Стало тихо, и через минуту Карапет забормотал уже нежно и торопливо.
- Уедем отсюда. Уедем. Много ли нам надо? Мы вдвоем, а это самое главное для нас. Погубят они нас, погубят. Не о себе же говорю, тебя жалею, тебя люблю.
Стало совсем тихо, и Томас услышал звук долгих поцелуев. "Надо же! В доме почти покойник, а они целуются",- подумал он и, нарочно громко застонав, поднялся и сел.
- Слава богу, Томас, ты поднялся, - смущенно сказала кафанка.
- Далеко ли до утра? - спросил Томас, видя перед глазами оранжевые, медленно плывущие круги.
- Скоро светать начнет, - ответила Айкануш. - Как ты себя чувствуешь?
- Спасибо, - отозвался кузнец. - Угощение было славное, только, как всегда после этого, голова трещит.
- Не ходи, как кот, по чужим женам, - раздраженно сказал из темноты Карапет.
- Айкануш, - спросил Томас. - Кто этот мужчина, который говорит со мной? Неужто мой брат?
- Был у тебя брат, - бросил Карапет. - Теперь его нет... Тебе пора уходить.
- Ты сможешь сам дойти до друзей? - спросила заботливо Айкануш.
- Смогу, - сказал Томас и поднялся, держась за стену. Оранжевые круги перед глазами превратились в маленькие огненные точки, запрыгали, зарябили, и он снова почувствовал тошноту.
- Почему вы не зажжете хоть какой-нибудь свет!
- Ты, придя в дом, погасил свет. Навсегда,- сказал с достоинством Карапет.
- Слушай, - с трудом произнес Томас. - Оставь этот тон для своих арестантов, которых ты держишь под замком.
- Так ты еще меня учить будешь? И угрожать, может быть?
В это время раздался громкий, властный стук в дверь. Карапет чуть не завыл от страха. Айкануш засуетилась, без конца крестясь, кидалась к Карапету, к Томасу, к двери и обратно.
- Откройте, - сказал Томас. - Я все возьму на себя! Я, допустим, вор. Вы поймали меня. Я вас не знаю.
Кафанка отодвинула грубый деревянный засов, и в проеме двери, в который пробивался рассвет, появилась внушительная фигура, закутанная в бурку.
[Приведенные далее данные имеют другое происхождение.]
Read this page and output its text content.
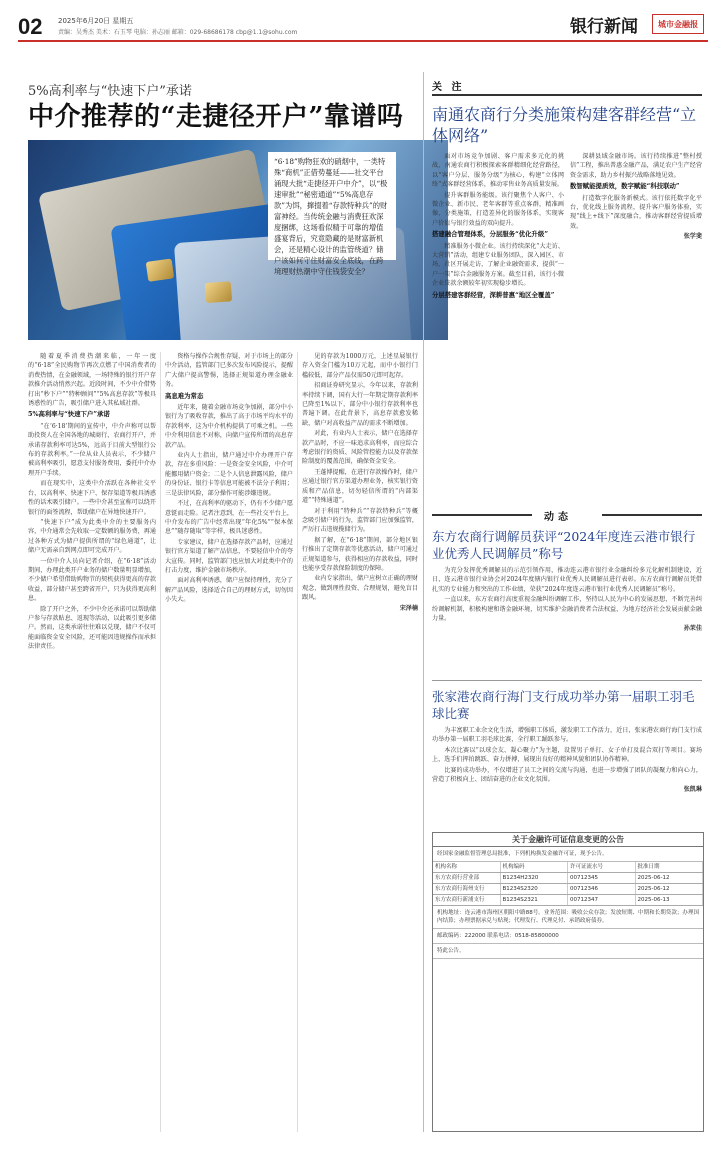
02 2025年6月20日 星期五
责编：吴秀杰 美术：石玉琴 电脑：孙志丽 邮箱：029-68686178 cbp@1.1@sohu.com	银行新闻	城市金融报
5%高利率与“快速下户”承诺
中介推荐的“走捷径开户”靠谱吗
“6·18”购物狂欢的硝烟中，一类特殊“商机”正借势蔓延——社交平台涌现大批“走捷径开户中介”，以“极速审批”“秘密通道”“5%高息存款”为饵，撺掇着“存款特种兵”的财富神经。当传统金融与消费狂欢深度捆绑，这场看似精于可靠的增值盛宴背后，究竟隐藏的是财富新机会，还是精心设计的监管绕道？储户该如何守住财富安全底线，在跨境理财热潮中守住钱袋安全？

随着夏季消费热潮来临，一年一度的“6·18”全民购物节再次点燃了中国消费者的消费热情，在金融领域，一场特殊的银行开户存款推介活动悄然兴起。近段时间，不少中介借势打出“秒下户”“特种顾问”“5%高息存款”等极具诱惑性的广告，吸引储户进入其私域社群。

5%高利率与“快速下户”承诺

“在‘6·18’期间的宣传中，中介声称可以帮助投资人在全国各地的城商行、农商行开户，并承诺存款利率可达5%，远高于目前大型银行公布的存款利率。”一位从业人员表示，不少储户被高利率吸引，愿意支付服务费用，委托中介办理开户手续。

而在现实中，这类中介活跃在各种社交平台，以高利率、快速下户、保存渠道等极具诱惑性的话术吸引储户。一些中介甚至宣称可以绕开银行的面签流程，帮助储户在异地快速开户。

“快速下户”成为此类中介的主要服务内容，中介通常会先收取一定数额的服务费，再通过各种方式为储户提供所谓的“绿色通道”，让储户无需亲自到网点即可完成开户。

一位中介人员向记者介绍，在“6·18”活动期间，办理此类开户业务的储户数量明显增加，不少储户希望借助购物节的契机获得更高的存款收益，部分储户甚至跨省开户，只为获得更高利息。

除了开户之外，不少中介还承诺可以帮助储户参与存款贴息、返现等活动，以此吸引更多储户。然而，这类承诺往往难以兑现，储户不仅可能面临资金安全风险，还可能因违规操作而承担法律责任。

资格与操作合规性存疑，对于市场上的部分中介活动，监管部门已多次发布风险提示，提醒广大储户提高警惕，选择正规渠道办理金融业务。

高息难为常态

近年来，随着金融市场竞争加剧，部分中小银行为了吸收存款，推出了高于市场平均水平的存款利率，这为中介机构提供了可乘之机。一些中介利用信息不对称，向储户宣传所谓的高息存款产品。

业内人士指出，储户通过中介办理开户存款，存在多重风险：一是资金安全风险，中介可能挪用储户资金；二是个人信息泄露风险，储户的身份证、银行卡等信息可能被不法分子利用；三是法律风险，部分操作可能涉嫌违规。

不过，在高利率的驱动下，仍有不少储户愿意铤而走险。记者注意到，在一些社交平台上，中介发布的广告中经常出现“年化5%”“保本保息”“随存随取”等字样，极具迷惑性。

专家建议，储户在选择存款产品时，应通过银行官方渠道了解产品信息，不要轻信中介的夸大宣传。同时，监管部门也应加大对此类中介的打击力度，维护金融市场秩序。

面对高利率诱惑，储户应保持理性，充分了解产品风险，选择适合自己的理财方式，切勿因小失大。

见的存款为1000万元，上述星展银行存入资金门槛为10万元起，而中小银行门槛较低，部分产品仅需50元即可起存。

招商证券研究显示，今年以来，存款利率持续下调，国有大行一年期定期存款利率已降至1%以下，部分中小银行存款利率也普遍下调。在此背景下，高息存款愈发稀缺，储户对高收益产品的需求不断增加。

对此，有业内人士表示，储户在选择存款产品时，不应一味追求高利率，而应综合考虑银行的资质、风险管控能力以及存款保险制度的覆盖范围，确保资金安全。

王蓬博提醒，在进行存款操作时，储户应通过银行官方渠道办理业务，核实银行资质和产品信息，切勿轻信所谓的“内部渠道”“特殊通道”。

对于利用“特种兵”“存款特种兵”等概念吸引储户的行为，监管部门应加强监管，严厉打击违规揽储行为。

据了解，在“6·18”期间，部分地区银行推出了定期存款等优惠活动，储户可通过正规渠道参与，获得相应的存款收益，同时也能享受存款保险制度的保障。

业内专家指出，储户应树立正确的理财观念，做到理性投资、合理规划，避免盲目跟风。

宋泽楠

关 注
南通农商行分类施策构建客群经营“立体网络”

面对市场竞争加剧、客户需求多元化的挑战，南通农商行积极探索客群精细化经营路径，以“客户分层、服务分级”为核心，构建“立体网络”式客群经营体系，推动零售业务高质量发展。

提升客群服务能级。该行聚焦个人客户、小微企业、新市民、老年客群等重点客群，精准画像，分类施策，打造差异化的服务体系，实现客户价值与银行效益的双向提升。

搭建融合管理体系，分层服务“优化升级”

精准服务小微企业。该行持续深化“大走访、大营销”活动，组建专业服务团队，深入园区、市场、社区开展走访，了解企业融资需求，提供“一户一策”综合金融服务方案。截至目前，该行小微企业贷款余额较年初实现稳步增长。

分层搭建客群经营，深耕普惠“地区全覆盖”

深耕县域金融市场。该行持续推进“整村授信”工程，推出普惠金融产品，满足农户生产经营资金需求，助力乡村振兴战略落地见效。

数智赋能提质效，数字赋能“科技联动”

打造数字化服务新模式。该行依托数字化平台，优化线上服务流程，提升客户服务体验，实现“线上+线下”深度融合，推动客群经营提质增效。

张学斐

动态
东方农商行调解员获评“2024年度连云港市银行业优秀人民调解员”称号

为充分发挥优秀调解员的示范引领作用，推动连云港市银行业金融纠纷多元化解机制建设，近日，连云港市银行业协会对2024年度辖内银行业优秀人民调解员进行表彰。东方农商行调解员凭借扎实的专业能力和突出的工作业绩，荣获“2024年度连云港市银行业优秀人民调解员”称号。

一直以来，东方农商行高度重视金融纠纷调解工作，坚持以人民为中心的发展思想，不断完善纠纷调解机制，积极构建和谐金融环境，切实维护金融消费者合法权益，为地方经济社会发展贡献金融力量。

孙茉佳

张家港农商行海门支行成功举办第一届职工羽毛球比赛

为丰富职工业余文化生活，增强职工体质，激发职工工作活力，近日，张家港农商行海门支行成功举办第一届职工羽毛球比赛，全行职工踊跃参与。

本次比赛以“以球会友、凝心聚力”为主题，设置男子单打、女子单打及混合双打等项目。赛场上，选手们挥拍跳跃、奋力拼搏，展现出良好的精神风貌和团队协作精神。

比赛的成功举办，不仅增进了员工之间的交流与沟通，也进一步增强了团队的凝聚力和向心力，营造了积极向上、团结奋进的企业文化氛围。

张凯琳

关于金融许可证信息变更的公告
经国家金融监督管理总局批准，下列机构换发金融许可证，现予公告。
机构名称	机构编码	许可证流水号	批准日期
东方农商行营业部	B1234H2320	00712345	2025-06-12
东方农商行海州支行	B1234S2320	00712346	2025-06-12
东方农商行新浦支行	B1234S2321	00712347	2025-06-13
机构地址：连云港市海州区朝阳中路88号。业务范围：吸收公众存款；发放短期、中期和长期贷款；办理国内结算；办理票据承兑与贴现；代理发行、代理兑付、承销政府债券。
邮政编码：222000 联系电话：0518-85800000
特此公告。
- Томас, - сказал густой мужской голос. - Ты здесь, Томас!? Томас в изнеможении сел.
- Здесь я, - ответил он, улыбаясь в темноту. - Я здесь, Аллахверди. Только как ты меня нашел?
Аллахверди шагнул в глубь хижины, плотно прикрыл за собой дверь, сказал коротко, чтобы зажигали очаг. В его голосе было столько спокойной уверенности в своей правоте, столько скрытой силы, что кафанка не смела ослушаться. Огонь вскоре затрепетал, бросая торопливые блики на помертвевшего от страха Карапета, суетливую кафанку, выхвачивая изредка перевязанную грязной тряпкой голову Томаса. Аллахверди сел рядом.
- Я послал вслед за тобой Аслана, - сказал он, помолчав несколько минут. Он все время стоял за дверьми. И все слышал. Я это говорю хозяевам этого дома. Они должны знать: обидчики моих друзей никуда не спрячутся, никуда не уйдут от мщения.
Карапет молчал, но Айкануш пришла к нему на помощь, чувствуя стыд за мужа.
- Кто бы ты ни был ночной пришелец, я должна сказать. На этот раз обидчики не мы, а вы. Вы вторглись в этот дом без спроса. Вы нарушили покой этого жилища.
- Кто тебя ударил? - спросил Аллахверди Томаса, и в будничности этого вопроса все уловили грозное спокойствие.
- Пустяки, мой друг, - ответил Томас. - Разве есть человек, который осмелится поднять на меня руку!? Я выпил лишнего, споткнулся, упал. Эти добрые люди, можно сказать, вытащили меня с того света.
- Спасибо скажи, ключник, - сказал медленно Аллахверди,- что у тебя такой брат... Но я пришел не познакомиться с вами. Для этого у нас будет много времени. Я пришел сказать вам, что мы решили под видом пшеничной ямы рыть из вашей хижины подземный ход к тюрьме. Мы должны спасти Хаджар, нашу черную кошку, нашу орлицу.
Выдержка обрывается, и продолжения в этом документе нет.